The government, which is recognised only by Turkey, collapsed yesterday after ministers from the CTP's coalition partner the National Unity Party (UBP) withdrew in protest at the cash-strapped statelet's economic policy.
UBP chairman Huseyin Ozgurgun complained that his party did not accept a decision to pay civil servants salaries in installments and was also unhappy with the water distribution on the parched territory.
Still largely cut off from the global economy, the TRNC is beset by economic problems and largely kept afloat by assistance from Turkey.
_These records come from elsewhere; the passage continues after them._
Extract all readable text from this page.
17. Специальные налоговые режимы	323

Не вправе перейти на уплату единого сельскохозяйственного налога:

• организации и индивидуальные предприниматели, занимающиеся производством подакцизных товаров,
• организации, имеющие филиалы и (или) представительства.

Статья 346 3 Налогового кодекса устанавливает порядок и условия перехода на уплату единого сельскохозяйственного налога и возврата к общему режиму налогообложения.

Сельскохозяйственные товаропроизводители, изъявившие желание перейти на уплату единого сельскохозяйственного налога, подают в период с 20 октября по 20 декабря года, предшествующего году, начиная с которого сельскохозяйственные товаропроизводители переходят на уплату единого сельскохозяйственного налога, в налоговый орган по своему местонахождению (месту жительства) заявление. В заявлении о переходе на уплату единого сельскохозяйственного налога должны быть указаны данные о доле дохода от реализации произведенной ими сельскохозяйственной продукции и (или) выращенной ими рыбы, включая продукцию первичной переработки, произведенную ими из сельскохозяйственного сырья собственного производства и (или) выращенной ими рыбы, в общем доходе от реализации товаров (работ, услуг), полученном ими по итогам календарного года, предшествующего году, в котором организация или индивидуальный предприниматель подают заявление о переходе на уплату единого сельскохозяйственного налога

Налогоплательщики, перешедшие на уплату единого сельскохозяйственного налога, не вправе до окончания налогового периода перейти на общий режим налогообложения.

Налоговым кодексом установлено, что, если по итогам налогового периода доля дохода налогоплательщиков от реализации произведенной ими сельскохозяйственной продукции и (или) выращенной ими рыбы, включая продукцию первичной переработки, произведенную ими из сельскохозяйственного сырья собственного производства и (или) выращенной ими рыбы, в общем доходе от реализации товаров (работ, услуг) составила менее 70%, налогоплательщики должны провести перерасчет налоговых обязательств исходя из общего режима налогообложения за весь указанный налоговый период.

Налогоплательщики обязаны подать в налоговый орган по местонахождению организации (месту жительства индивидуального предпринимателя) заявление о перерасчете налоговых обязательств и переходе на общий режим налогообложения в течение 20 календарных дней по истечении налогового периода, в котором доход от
It was unable to pay public sector staff their wages in March.
The alliance between the left-wing CTP and the conservative UBP, formed in July last year, was the first such grand coalition ever between the two main parties.
The CTP is the biggest party in the 50-member Turkish Cypriot government with 20 seats but is well short of a majority with the UBP holding 18 seats.
It is possible that the UBP could form a government along with independents and the Democratic Party of Serdar Denktash, the son of the TRNC's hardline former leader Rauf Denktash who died in 2012.
In 1974, Turkish troops invaded northern Cyprus in response to an Athens-engineered coup, and later occupied the territory.
The TRNC was declared in 1982, recognised only by Ankara, and decades of UN-brokered peace talks have failed to reach a peaceful conclusion.